IRL_ABooklet

The target row sum is $9\cdot 10/2\cdot 3=15$. We first note that the small numbers $1$, $2$, and $3$ must be in separate rows since if two of them were in the same row, the sum would be too small: we would get at most $2+3+9=14$. In a similar fashion, the large numbers $7$, $8$, and $9$ must be in separate rows. It follows that each row has one small and one large number.

Multiples of $3$ cannot all be in the same row (since $3+6+9>15$), nor can a row have exactly two multiples of $3$ (the sum would not be divisible by $3$). Thus, each row has exactly one multiple of $3$. It follows that each row has numbers in all mod-$3$ congruence classes.
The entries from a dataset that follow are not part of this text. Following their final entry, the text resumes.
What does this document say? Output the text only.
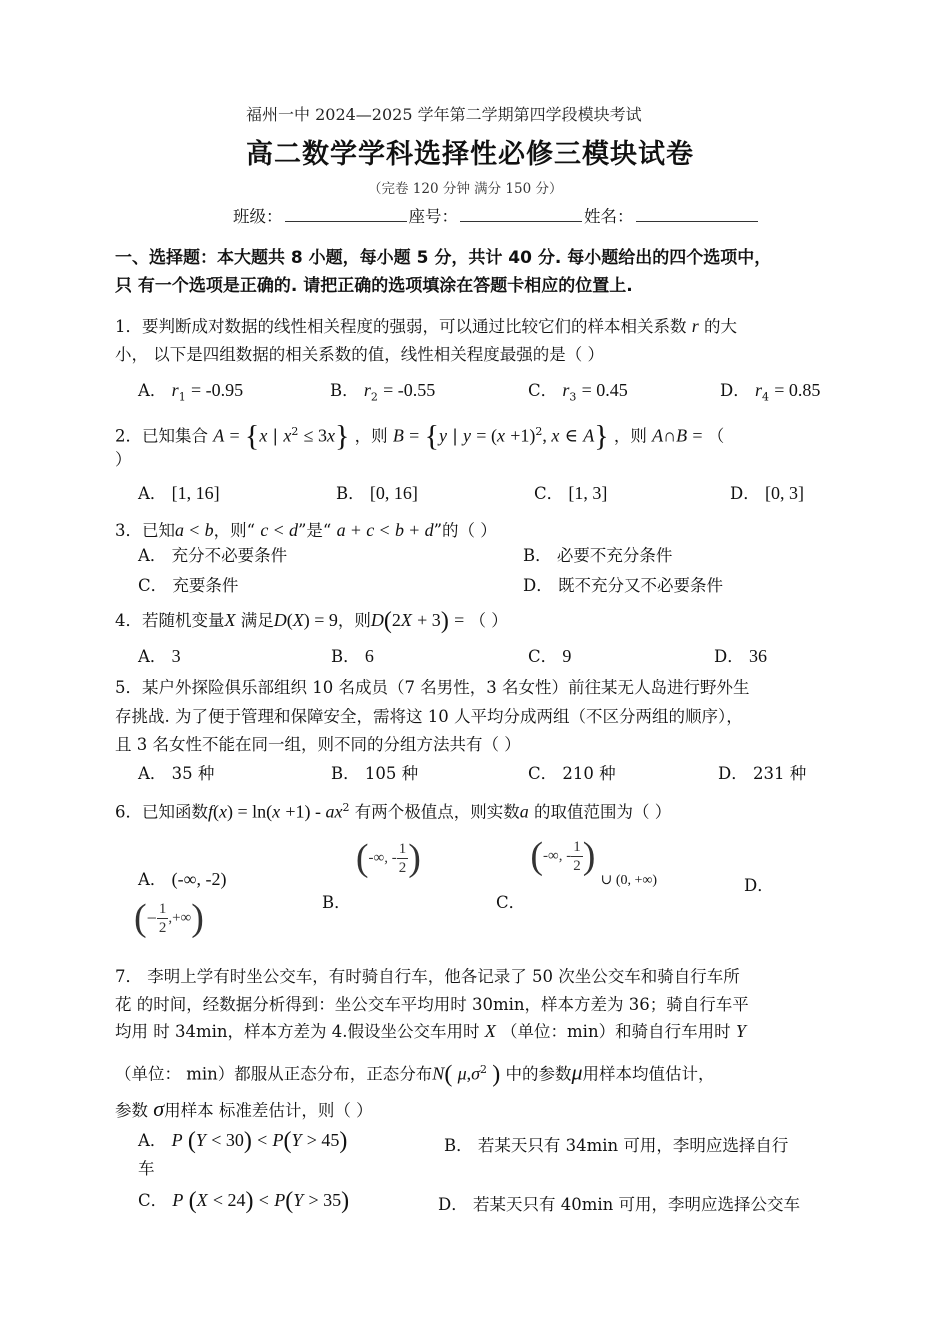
福州一中 2024—2025 学年第二学期第四学段模块考试
高二数学学科选择性必修三模块试卷
（完卷 120 分钟 满分 150 分）
班级：	座号：	姓名：
一、选择题：本大题共 8 小题，每小题 5 分，共计 40 分. 每小题给出的四个选项中，
只 有一个选项是正确的. 请把正确的选项填涂在答题卡相应的位置上.
1．要判断成对数据的线性相关程度的强弱，可以通过比较它们的样本相关系数 r 的大
小， 以下是四组数据的相关系数的值，线性相关程度最强的是（ ）
A． $r_1 = -0.95$	B． $r_2 = -0.55$	C． $r_3 = 0.45$	D． $r_4 = 0.85$
2．已知集合 A = {x | $x^2 \le 3x$} ，则 B = {y | $y = (x +1)^2$, x ∈ A} ，则 A∩B = （
）
A． [1, 16]	B． [0, 16]	C． [1, 3]	D． [0, 3]
3．已知a < b，则“ c < d”是“ a + c < b + d”的（ ）
A． 充分不必要条件	B． 必要不充分条件
C． 充要条件	D． 既不充分又不必要条件
4．若随机变量X 满足D(X) = 9，则D(2X + 3) = （ ）
A． 3	B． 6	C． 9	D． 36
5．某户外探险俱乐部组织 10 名成员（7 名男性，3 名女性）前往某无人岛进行野外生
存挑战. 为了便于管理和保障安全，需将这 10 人平均分成两组（不区分两组的顺序），
且 3 名女性不能在同一组，则不同的分组方法共有（ ）
A． 35 种	B． 105 种	C． 210 种	D． 231 种
6．已知函数$f(x) = \ln(x +1) - ax^2$ 有两个极值点，则实数a 的取值范围为（ ）
A． (-∞, -2)
B．
( -∞, - $\frac{1}{2}$ )
C．
( -∞, - $\frac{1}{2}$ )
$_{\cup (0, +\infty)}$	D．
( − $\frac{1}{2}$ , +∞ )
7． 李明上学有时坐公交车，有时骑自行车，他各记录了 50 次坐公交车和骑自行车所
花 的时间，经数据分析得到：坐公交车平均用时 30min，样本方差为 36；骑自行车平
均用 时 34min，样本方差为 4.假设坐公交车用时 X （单位：min）和骑自行车用时 Y
（单位： min）都服从正态分布，正态分布N( $\mu,\sigma^2$ ) 中的参数μ用样本均值估计，
参数 σ用样本 标准差估计，则（ ）
A． P (Y < 30) < P(Y > 45)	B． 若某天只有 34min 可用，李明应选择自行
车
C． P (X < 24) < P(Y > 35)	D． 若某天只有 40min 可用，李明应选择公交车
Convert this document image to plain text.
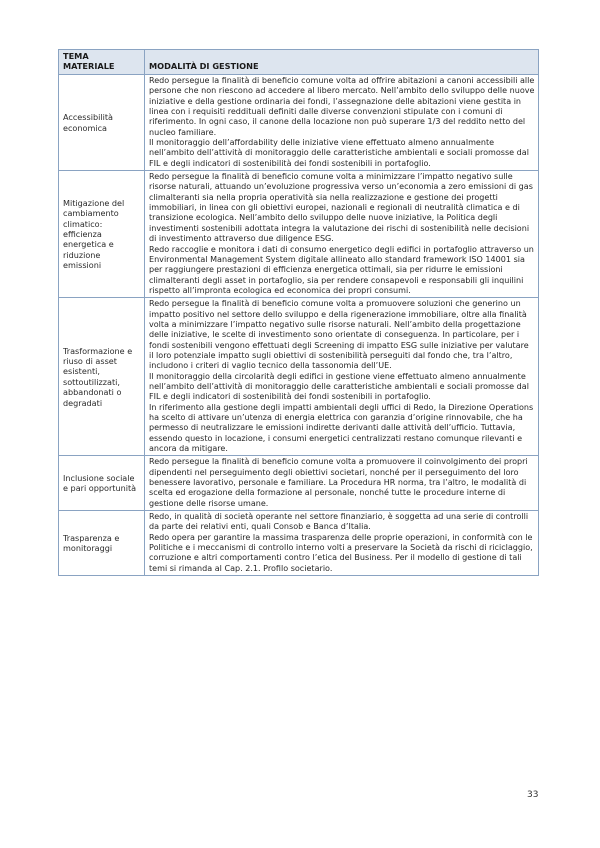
TEMA MATERIALE	MODALITÀ DI GESTIONE
Accessibilità economica	Redo persegue la finalità di beneficio comune volta ad offrire abitazioni a canoni accessibili alle persone che non riescono ad accedere al libero mercato. Nell’ambito dello sviluppo delle nuove iniziative e della gestione ordinaria dei fondi, l’assegnazione delle abitazioni viene gestita in linea con i requisiti reddituali definiti dalle diverse convenzioni stipulate con i comuni di riferimento. In ogni caso, il canone della locazione non può superare 1/3 del reddito netto del nucleo familiare.

Il monitoraggio dell’affordability delle iniziative viene effettuato almeno annualmente nell’ambito dell’attività di monitoraggio delle caratteristiche ambientali e sociali promosse dal FIL e degli indicatori di sostenibilità dei fondi sostenibili in portafoglio.

Mitigazione del cambiamento climatico: efficienza energetica e riduzione emissioni	Redo persegue la finalità di beneficio comune volta a minimizzare l’impatto negativo sulle risorse naturali, attuando un’evoluzione progressiva verso un’economia a zero emissioni di gas climalteranti sia nella propria operatività sia nella realizzazione e gestione dei progetti immobiliari, in linea con gli obiettivi europei, nazionali e regionali di neutralità climatica e di transizione ecologica. Nell’ambito dello sviluppo delle nuove iniziative, la Politica degli investimenti sostenibili adottata integra la valutazione dei rischi di sostenibilità nelle decisioni di investimento attraverso due diligence ESG.

Redo raccoglie e monitora i dati di consumo energetico degli edifici in portafoglio attraverso un Environmental Management System digitale allineato allo standard framework ISO 14001 sia per raggiungere prestazioni di efficienza energetica ottimali, sia per ridurre le emissioni climalteranti degli asset in portafoglio, sia per rendere consapevoli e responsabili gli inquilini rispetto all’impronta ecologica ed economica dei propri consumi.

Trasformazione e riuso di asset esistenti, sottoutilizzati, abbandonati o degradati	Redo persegue la finalità di beneficio comune volta a promuovere soluzioni che generino un impatto positivo nel settore dello sviluppo e della rigenerazione immobiliare, oltre alla finalità volta a minimizzare l’impatto negativo sulle risorse naturali. Nell’ambito della progettazione delle iniziative, le scelte di investimento sono orientate di conseguenza. In particolare, per i fondi sostenibili vengono effettuati degli Screening di impatto ESG sulle iniziative per valutare il loro potenziale impatto sugli obiettivi di sostenibilità perseguiti dal fondo che, tra l’altro, includono i criteri di vaglio tecnico della tassonomia dell’UE.

Il monitoraggio della circolarità degli edifici in gestione viene effettuato almeno annualmente nell’ambito dell’attività di monitoraggio delle caratteristiche ambientali e sociali promosse dal FIL e degli indicatori di sostenibilità dei fondi sostenibili in portafoglio.

In riferimento alla gestione degli impatti ambientali degli uffici di Redo, la Direzione Operations ha scelto di attivare un’utenza di energia elettrica con garanzia d’origine rinnovabile, che ha permesso di neutralizzare le emissioni indirette derivanti dalle attività dell’ufficio. Tuttavia, essendo questo in locazione, i consumi energetici centralizzati restano comunque rilevanti e ancora da mitigare.

Inclusione sociale e pari opportunità	Redo persegue la finalità di beneficio comune volta a promuovere il coinvolgimento dei propri dipendenti nel perseguimento degli obiettivi societari, nonché per il perseguimento del loro benessere lavorativo, personale e familiare. La Procedura HR norma, tra l’altro, le modalità di scelta ed erogazione della formazione al personale, nonché tutte le procedure interne di gestione delle risorse umane.

Trasparenza e monitoraggi	Redo, in qualità di società operante nel settore finanziario, è soggetta ad una serie di controlli da parte dei relativi enti, quali Consob e Banca d’Italia.

Redo opera per garantire la massima trasparenza delle proprie operazioni, in conformità con le Politiche e i meccanismi di controllo interno volti a preservare la Società da rischi di riciclaggio, corruzione e altri comportamenti contro l’etica del Business. Per il modello di gestione di tali temi si rimanda al Cap. 2.1. Profilo societario.

33
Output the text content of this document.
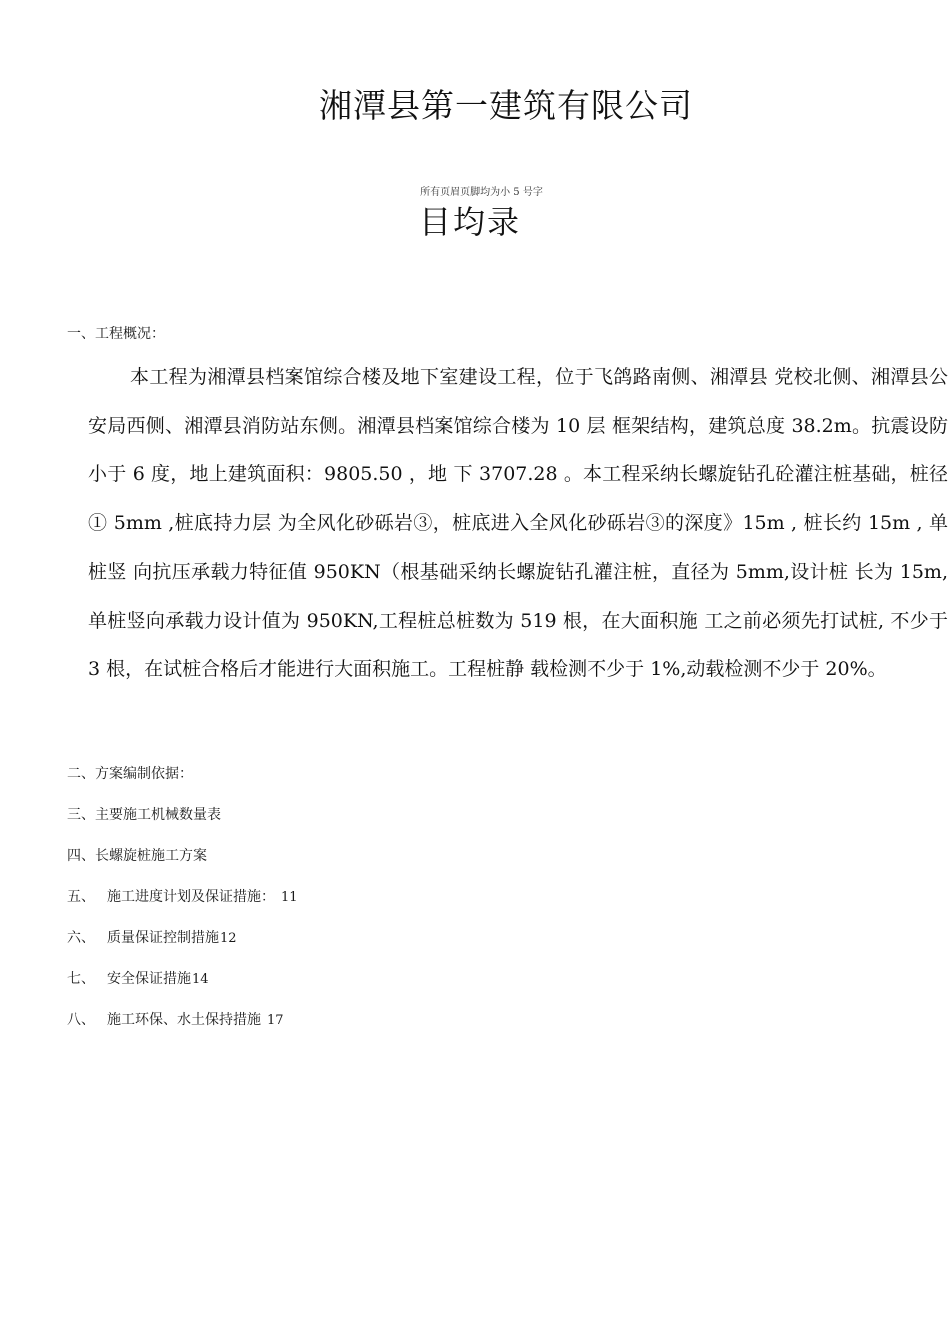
湘潭县第一建筑有限公司
所有页眉页脚均为小 5 号字
目均录
一、工程概况：
本工程为湘潭县档案馆综合楼及地下室建设工程，位于飞鸽路南侧、湘潭县 党校北侧、湘潭县公安局西侧、湘潭县消防站东侧。湘潭县档案馆综合楼为 10 层 框架结构，建筑总度 38.2m。抗震设防小于 6 度，地上建筑面积：9805.50 ，地 下 3707.28 。本工程采纳长螺旋钻孔砼灌注桩基础，桩径① 5mm ,桩底持力层 为全风化砂砾岩③，桩底进入全风化砂砾岩③的深度》15m , 桩长约 15m , 单桩竖 向抗压承载力特征值 950KN（根基础采纳长螺旋钻孔灌注桩，直径为 5mm,设计桩 长为 15m,单桩竖向承载力设计值为 950KN,工程桩总桩数为 519 根，在大面积施 工之前必须先打试桩, 不少于 3 根，在试桩合格后才能进行大面积施工。工程桩静 载检测不少于 1%,动载检测不少于 20%。
二、方案编制依据：
三、主要施工机械数量表
四、长螺旋桩施工方案
五、 施工进度计划及保证措施： 11
六、 质量保证控制措施12
七、 安全保证措施14
八、 施工环保、水土保持措施 17
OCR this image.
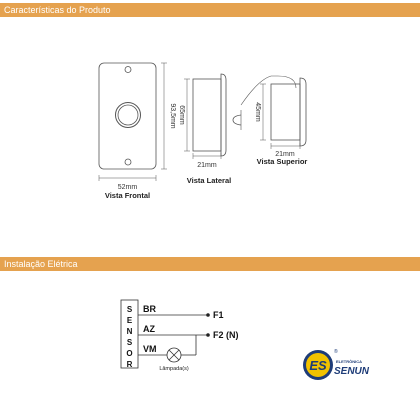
Características do Produto
Instalação Elétrica
93,5mm
52mm
Vista Frontal
65mm
21mm
Vista Lateral
45mm
21mm
Vista Superior
S
E
N
S
O
R
BR
AZ
VM
F1
F2 (N)
Lâmpada(s)	ES ELETRÔNICA
SENUN
®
Given these constraints and ignoring the order of the elements, there are just two possibilities for the row containing $1$ ($\{1,5,9\}$ or $\{1,6,8\}$) and for the row containing $2$ ($\{2,4,9\}$ or $\{2,6,7\}$). Because of overlapping elements, each possible row containing $1$ is compatible with only one possible row containing $2$. Once these two rows are chosen, the final row is also known, so there are only two ways of allocating the elements to rows.

These three rows can be put in any order, e.g. first the row with $1$, then the one with $2$, etc., giving $3!=6$ possible re-orderings of rows. Internal to each row, we can re-order the elements in $3!$ ways. Thus, the total number of row-balanced squares is $6^4\cdot 2=2^5\cdot 3^4$.